An Air New Zealand flight carrying some 200 people of various nationalities fleeing China amid an outbreak of a deadly coronavirus touched down in Auckland on Wednesday, officials said, as the global death toll from the disease climbed to nearly 500.

New Zealand's Ministry of Health Director-General Ashley Bloomfield told reporters the plane landed in Auckland Wednesday evening with all 190 passengers on board tired but well.

"They were all very relieved to be here," he said.

Officials said in a statement Wednesday the plane had departed before 7 a.m. from the international airport in Wuhan, the central Chinese city that has been under lockdown for weeks amid an outbreak of a new coronavirus called 2019-nCoV.

The city in Hubei province is home to a seafood and wild animal market where the disease is believed to have emerged from. People first starting falling ill from the coronavirus in early December, but it has since infected people in at least 23 countries, which are now rushing to stymie it from further spreading.

China on Wednesday announced 65 people, all in Hubei province, had died from the disease in the past 24 hours, causing the national death toll to climb to 490. Globally, 492 have died from the disease.

China's National Health Commission said it had 24,324 confirmed cases of the disease, an increase of 3,887 new cases from the day prior. The majority of the cases were from Hubei, it added.

Outside of China, there are at least 149 confirmed cases of the disease, according to the World Health Organization.

New Zealand has yet to register a confirmed case and to prevent possible contamination all passengers of the Air New Zealand flight were screened before boarding resulting in one person barred from the flight by Chinese authorities, according to the New Zealand Foreign Affairs and Trade.

Among the passengers to land in Auckland were 98 New Zealanders, 23 Australians and 69 nationals from predominantly Pacific Island nations including Papua New Guinea, Samoa, Kiribati and others.

Bloomfield said some nations had asked New Zealand to fly their citizens out of Wuhan.

Britain confirmed that 14 people, including eight Britons and their family members, were aboard the plane.

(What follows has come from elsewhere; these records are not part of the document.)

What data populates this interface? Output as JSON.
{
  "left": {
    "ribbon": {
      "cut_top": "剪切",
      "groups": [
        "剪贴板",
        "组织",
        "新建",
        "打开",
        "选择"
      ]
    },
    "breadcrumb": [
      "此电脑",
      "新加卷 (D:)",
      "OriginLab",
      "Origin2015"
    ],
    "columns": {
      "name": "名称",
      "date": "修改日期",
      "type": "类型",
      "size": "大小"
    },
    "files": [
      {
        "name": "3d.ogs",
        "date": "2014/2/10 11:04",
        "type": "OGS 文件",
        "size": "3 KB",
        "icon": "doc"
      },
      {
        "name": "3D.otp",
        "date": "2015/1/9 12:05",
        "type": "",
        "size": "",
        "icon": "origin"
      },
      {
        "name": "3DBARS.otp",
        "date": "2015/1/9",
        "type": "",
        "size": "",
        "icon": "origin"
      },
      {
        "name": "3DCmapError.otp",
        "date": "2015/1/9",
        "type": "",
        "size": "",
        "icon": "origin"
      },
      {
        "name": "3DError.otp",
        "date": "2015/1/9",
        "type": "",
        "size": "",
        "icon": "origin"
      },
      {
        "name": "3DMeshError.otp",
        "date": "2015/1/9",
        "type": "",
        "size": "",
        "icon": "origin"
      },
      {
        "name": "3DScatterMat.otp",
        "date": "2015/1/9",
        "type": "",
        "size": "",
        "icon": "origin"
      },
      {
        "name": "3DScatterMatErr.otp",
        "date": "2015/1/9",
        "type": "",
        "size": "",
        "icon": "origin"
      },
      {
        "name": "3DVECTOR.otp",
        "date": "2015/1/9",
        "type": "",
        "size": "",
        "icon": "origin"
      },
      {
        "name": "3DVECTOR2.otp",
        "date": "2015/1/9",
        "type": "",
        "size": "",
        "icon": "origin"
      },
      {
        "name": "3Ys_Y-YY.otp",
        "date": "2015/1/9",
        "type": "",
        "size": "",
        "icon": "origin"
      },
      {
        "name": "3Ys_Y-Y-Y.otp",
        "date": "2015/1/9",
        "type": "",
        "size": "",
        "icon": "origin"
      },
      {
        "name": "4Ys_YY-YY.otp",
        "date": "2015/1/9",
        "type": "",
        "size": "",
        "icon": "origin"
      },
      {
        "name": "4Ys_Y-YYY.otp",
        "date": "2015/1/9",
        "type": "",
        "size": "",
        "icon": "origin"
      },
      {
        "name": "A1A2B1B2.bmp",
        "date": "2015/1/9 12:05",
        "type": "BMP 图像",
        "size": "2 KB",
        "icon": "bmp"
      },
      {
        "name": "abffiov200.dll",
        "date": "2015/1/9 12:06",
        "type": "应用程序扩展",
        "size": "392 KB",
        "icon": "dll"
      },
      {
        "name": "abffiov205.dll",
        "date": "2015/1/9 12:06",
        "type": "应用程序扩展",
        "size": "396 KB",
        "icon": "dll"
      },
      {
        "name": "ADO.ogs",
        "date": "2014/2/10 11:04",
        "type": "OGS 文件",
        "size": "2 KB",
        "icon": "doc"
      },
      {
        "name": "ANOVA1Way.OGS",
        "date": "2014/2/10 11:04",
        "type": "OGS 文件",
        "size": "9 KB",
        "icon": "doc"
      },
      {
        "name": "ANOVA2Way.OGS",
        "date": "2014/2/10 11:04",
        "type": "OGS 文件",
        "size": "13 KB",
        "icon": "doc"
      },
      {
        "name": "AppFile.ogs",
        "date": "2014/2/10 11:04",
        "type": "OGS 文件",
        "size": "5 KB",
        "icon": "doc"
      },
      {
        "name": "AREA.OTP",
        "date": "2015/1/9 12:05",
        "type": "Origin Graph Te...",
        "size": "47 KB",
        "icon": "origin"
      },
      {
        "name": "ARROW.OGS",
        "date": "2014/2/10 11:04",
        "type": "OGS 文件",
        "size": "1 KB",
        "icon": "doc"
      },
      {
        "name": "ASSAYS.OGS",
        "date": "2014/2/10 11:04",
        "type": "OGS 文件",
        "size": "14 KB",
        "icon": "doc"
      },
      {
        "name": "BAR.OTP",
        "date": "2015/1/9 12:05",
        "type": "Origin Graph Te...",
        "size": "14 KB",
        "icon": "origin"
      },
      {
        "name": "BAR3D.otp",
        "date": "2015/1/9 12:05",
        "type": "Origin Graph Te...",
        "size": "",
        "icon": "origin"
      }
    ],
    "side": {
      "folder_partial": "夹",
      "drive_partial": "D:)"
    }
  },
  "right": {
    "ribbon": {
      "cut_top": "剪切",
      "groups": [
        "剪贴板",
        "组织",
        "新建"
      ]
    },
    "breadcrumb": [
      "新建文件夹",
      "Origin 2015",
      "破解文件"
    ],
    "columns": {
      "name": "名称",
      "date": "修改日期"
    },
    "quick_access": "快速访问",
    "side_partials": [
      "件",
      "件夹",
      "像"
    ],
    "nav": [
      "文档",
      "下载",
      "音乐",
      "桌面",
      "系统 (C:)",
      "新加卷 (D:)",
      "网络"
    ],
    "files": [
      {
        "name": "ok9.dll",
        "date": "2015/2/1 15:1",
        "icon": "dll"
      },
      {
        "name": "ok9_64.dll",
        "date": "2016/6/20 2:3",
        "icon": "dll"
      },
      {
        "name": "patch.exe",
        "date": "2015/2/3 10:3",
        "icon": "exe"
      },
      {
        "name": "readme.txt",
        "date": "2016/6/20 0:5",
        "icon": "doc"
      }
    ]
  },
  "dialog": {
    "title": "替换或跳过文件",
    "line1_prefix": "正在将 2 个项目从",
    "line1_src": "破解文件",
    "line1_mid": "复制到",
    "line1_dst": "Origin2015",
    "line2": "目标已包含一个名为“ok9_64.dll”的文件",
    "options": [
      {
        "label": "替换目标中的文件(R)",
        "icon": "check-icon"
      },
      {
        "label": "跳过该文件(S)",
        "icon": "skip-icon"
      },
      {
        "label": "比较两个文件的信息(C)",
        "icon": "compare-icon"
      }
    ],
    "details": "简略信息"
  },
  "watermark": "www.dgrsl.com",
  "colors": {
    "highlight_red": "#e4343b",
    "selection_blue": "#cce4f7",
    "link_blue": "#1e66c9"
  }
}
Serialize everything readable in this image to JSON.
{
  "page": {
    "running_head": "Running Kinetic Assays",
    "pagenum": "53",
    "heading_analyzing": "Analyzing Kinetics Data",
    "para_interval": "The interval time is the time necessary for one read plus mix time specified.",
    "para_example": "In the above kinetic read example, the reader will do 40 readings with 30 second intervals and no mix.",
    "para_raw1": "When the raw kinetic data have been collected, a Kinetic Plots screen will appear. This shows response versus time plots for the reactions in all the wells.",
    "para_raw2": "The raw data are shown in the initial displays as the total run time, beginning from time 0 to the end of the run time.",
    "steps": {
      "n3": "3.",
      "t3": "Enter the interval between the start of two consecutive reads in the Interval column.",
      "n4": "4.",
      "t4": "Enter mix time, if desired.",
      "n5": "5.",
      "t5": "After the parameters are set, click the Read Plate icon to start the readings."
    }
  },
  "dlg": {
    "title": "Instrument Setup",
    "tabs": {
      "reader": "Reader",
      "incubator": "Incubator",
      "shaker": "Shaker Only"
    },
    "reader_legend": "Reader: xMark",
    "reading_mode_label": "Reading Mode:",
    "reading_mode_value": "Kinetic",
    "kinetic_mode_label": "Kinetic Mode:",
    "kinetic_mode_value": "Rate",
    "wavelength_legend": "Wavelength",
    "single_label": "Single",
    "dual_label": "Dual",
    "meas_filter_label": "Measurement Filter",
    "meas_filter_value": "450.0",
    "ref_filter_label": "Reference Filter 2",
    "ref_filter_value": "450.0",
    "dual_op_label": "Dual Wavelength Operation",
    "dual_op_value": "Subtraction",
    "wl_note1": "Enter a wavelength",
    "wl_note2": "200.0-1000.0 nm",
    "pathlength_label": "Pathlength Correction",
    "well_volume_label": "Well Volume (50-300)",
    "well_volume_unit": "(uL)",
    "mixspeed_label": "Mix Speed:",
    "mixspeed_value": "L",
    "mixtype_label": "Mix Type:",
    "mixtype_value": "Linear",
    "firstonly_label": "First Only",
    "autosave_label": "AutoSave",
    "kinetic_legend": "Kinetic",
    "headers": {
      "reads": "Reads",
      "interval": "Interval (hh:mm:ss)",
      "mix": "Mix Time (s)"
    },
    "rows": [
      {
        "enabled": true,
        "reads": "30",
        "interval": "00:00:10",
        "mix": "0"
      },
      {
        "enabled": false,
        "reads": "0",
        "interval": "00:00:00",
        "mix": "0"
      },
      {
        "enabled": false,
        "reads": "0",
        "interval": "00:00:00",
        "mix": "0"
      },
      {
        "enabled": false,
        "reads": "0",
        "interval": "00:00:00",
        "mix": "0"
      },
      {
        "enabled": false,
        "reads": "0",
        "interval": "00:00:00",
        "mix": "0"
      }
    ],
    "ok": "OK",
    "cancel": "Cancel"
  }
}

"So grateful to NZ colleagues for getting 14 Brits/family members onto NZ flight from Wuhan last night," said Danae Dholakia, a British diplomate in Beijing, on Twitter.

Dholakia said the departure of the plane was delayed to allow the British Embassy to acquire clearances for a 4-year-old child.

"New Zealand: you're wonderful," she said.

On Tuesday, Bloomfield said 263 people had registered to travel. However, some had removed their names from the manifest while 60 others failed to arrive at the airport, the foreign affairs ministry said.

Aside from the Australians, the passengers will be transported to Whangaparaoa Peninsula, some 25 miles north of Auckland, where they will be quarantined during the coronavirus' 14-day incubation period, Bloomfield said.

"I'm very pleased to say that the flight is here, the people on board are all well and I'm pleased the Ministry of Health is now taking responsibility for them, and we will be taking care of them for the 14 days that they are here in isolation up on Whangaparaoa Peninsula," he said.

He said, the Australians who landed in Auckland will be transferred directly to a flight to take them home, he said.

The evacuation comes after Australia repatriated 241 citizens from Wuhan on Tuesday who are now under quarantine on Christmas Island.

Meanwhile, the United States said two flights have departed from Wuhan with 350 passengers and were heading to California military bases.